The non-operated nature of the stakes makes neither of the NCS' largest independents, Aker BP and Lundin, obvious candidates to make an offer, says Schjott-Pedersen, as it would involve both moving significantly away from current business models. The former in particular sets a great deal of store on operating its assets, and, as minority partners, neither could add significant value through improved technology.

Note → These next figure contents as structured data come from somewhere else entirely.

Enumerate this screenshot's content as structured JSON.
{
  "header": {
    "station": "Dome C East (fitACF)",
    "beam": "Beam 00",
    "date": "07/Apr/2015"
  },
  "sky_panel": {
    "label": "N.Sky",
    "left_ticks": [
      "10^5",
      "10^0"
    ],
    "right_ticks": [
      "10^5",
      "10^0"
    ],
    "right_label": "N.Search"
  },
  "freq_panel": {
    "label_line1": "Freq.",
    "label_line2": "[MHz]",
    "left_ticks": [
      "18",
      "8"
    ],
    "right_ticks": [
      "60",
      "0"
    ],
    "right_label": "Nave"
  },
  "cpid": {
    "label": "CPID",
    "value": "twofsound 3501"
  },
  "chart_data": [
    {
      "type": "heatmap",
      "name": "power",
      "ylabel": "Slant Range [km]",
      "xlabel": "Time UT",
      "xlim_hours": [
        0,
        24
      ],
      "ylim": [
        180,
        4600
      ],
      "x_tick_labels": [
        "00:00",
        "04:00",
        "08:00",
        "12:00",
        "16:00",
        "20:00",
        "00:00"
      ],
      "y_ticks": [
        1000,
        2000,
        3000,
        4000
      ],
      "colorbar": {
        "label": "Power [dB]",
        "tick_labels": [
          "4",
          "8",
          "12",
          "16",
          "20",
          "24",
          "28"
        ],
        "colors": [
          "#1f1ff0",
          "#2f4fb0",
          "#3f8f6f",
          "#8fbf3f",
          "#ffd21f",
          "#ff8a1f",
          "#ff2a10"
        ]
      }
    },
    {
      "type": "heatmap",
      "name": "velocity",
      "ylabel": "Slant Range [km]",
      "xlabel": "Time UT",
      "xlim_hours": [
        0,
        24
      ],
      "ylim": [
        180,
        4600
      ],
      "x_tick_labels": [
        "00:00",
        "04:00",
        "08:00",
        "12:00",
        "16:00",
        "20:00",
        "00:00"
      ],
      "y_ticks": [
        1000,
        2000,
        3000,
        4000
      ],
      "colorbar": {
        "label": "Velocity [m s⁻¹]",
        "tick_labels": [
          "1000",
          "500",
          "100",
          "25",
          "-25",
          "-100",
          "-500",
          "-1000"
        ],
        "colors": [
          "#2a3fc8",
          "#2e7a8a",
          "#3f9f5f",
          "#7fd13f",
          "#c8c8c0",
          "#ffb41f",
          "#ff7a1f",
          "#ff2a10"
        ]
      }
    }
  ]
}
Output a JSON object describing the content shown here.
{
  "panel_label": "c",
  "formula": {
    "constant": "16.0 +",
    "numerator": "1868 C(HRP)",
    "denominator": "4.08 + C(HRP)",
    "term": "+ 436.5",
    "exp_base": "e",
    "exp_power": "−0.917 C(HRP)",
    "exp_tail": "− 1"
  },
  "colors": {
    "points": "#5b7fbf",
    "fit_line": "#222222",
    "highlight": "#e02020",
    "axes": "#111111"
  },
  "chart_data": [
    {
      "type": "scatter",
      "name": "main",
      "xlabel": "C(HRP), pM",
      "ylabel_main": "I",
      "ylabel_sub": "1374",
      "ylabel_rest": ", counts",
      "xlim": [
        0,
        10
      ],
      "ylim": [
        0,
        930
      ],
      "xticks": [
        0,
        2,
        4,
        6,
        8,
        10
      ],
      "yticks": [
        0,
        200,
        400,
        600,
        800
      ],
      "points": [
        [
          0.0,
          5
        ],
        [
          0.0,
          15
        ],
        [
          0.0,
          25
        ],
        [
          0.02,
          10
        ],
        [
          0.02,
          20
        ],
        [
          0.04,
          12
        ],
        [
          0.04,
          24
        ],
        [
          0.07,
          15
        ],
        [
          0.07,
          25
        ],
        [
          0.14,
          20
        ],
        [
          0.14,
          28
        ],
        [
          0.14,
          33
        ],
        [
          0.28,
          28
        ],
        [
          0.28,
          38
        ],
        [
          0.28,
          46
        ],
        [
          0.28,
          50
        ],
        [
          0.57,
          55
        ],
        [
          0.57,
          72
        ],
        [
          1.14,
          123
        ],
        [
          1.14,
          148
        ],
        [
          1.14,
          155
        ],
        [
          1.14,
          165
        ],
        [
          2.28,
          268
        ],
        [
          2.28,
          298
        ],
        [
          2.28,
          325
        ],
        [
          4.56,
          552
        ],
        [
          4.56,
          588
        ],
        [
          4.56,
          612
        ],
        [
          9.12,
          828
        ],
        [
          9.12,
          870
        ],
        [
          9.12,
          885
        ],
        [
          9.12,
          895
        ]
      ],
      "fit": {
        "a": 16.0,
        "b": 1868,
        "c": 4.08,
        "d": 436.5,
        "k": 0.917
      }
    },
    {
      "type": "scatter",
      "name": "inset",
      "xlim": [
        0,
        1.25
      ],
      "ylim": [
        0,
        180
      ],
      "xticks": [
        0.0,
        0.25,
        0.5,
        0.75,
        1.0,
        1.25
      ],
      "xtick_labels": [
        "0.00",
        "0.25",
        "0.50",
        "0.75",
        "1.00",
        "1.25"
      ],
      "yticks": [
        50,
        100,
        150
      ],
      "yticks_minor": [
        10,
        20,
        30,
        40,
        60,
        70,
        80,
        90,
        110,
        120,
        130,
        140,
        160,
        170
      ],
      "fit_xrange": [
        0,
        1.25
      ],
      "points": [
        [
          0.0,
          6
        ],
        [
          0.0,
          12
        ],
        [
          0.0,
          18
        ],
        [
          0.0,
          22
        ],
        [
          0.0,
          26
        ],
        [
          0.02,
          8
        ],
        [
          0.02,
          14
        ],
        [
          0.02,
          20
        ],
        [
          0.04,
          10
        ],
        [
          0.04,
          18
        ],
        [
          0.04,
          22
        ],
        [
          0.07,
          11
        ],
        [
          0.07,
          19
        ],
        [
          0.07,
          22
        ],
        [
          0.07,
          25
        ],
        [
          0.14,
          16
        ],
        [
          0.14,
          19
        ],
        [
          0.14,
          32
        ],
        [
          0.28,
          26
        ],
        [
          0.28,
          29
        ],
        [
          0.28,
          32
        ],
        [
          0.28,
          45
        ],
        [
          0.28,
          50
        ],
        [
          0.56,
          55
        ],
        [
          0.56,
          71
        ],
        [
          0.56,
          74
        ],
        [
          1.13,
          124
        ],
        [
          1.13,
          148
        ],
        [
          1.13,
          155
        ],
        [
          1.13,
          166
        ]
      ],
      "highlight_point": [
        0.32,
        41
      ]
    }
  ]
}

Equinor knows the assets well, as it is the operator of most of them, and has cash to burn, putting it in a good position to buy, especially if limited appetite from elsewhere lowers the price, says Schjott-Pedersen. But others are unconvinced that the portfolio would add any value to Equinor, at least in part because it would not improve its tax position. The firm has done little of these sorts of NCS acquisitions in recent years, adding to sentiment that it may not be in the running.

Corporate upswing

There are other, smaller PE-backed NCS players, such as Wellesley Petroleum, Mime Petroleum and Pandion Energy. While the ExxonMobil assets look very large compared to their existing assets, all of the new PE-capitalised firms were small until acquisitions made them bigger. Mime, backed by PE firms Blackstone and Blue Water Energy, is seen as having the most firepower to do a transformational deal.

Despite potential challenges, NCS corporate activity continues. In early July, Equinor pared its stake in Lundin from 20.9pc to just 4.9pc, exchanging the other 16pc for a 2.6pc stake in the giant Johan Sverdrup field and $650mn in cash. Equinor's stake in Johan Sverdrup increases from 40pc to 42.6pc, while Lundin's falls to 20pc.

The deal ends rumours that Aker BP might buy Equinor's stake in Lundin in exchange for a realignment of the North of Alvheim Krafla Askja (Noaka) development, which has stalled due to a lack of agreement between the two firms on unitisation.

Analysts had doubted whether the transaction, first reported in reputable Norwegian business newspaper DN, was a genuine contender, not least because of rivalry between tycoons the Lundin family and Aker BP's largest shareholder Kjell Inge Rokke. The value of a minority stake in Lundin, and exposure to its corporate costs, also looked like less than optimal use of Aker BP's cash compared to other opportunities that might fit better with its business model. On the other hand, the start-up of Johan Sverdrup later this year will give Lundin attractive cash flows.

A corporate solution to Noaka will likely still need to be found, as Aker BP and Equinor have largely negotiated each other to a standstill and the Norwegian government appears unwilling to step in to act as an arbiter.

One surprise around Equinor's decision to cut its Lundin stake to under 5pc is that many had seen its 20pc holding as a proxy ‘golden share' for the Norwegian state—67pc owner of Equinor—in controlling Lundin's fate should it become an M&A target, as well as Equinor having a say in any future owner of its largest Johan Sverdrup partner.

But, given the current climate where it is hard to rustle up a long list of credible buyers for NCS stakes on the market, Equinor's willingness to sell down its stake may reflect a sentiment that the odds of Lundin attracting a bid from a would-be buyer not to the Norwegian establishment's taste are fairly slim.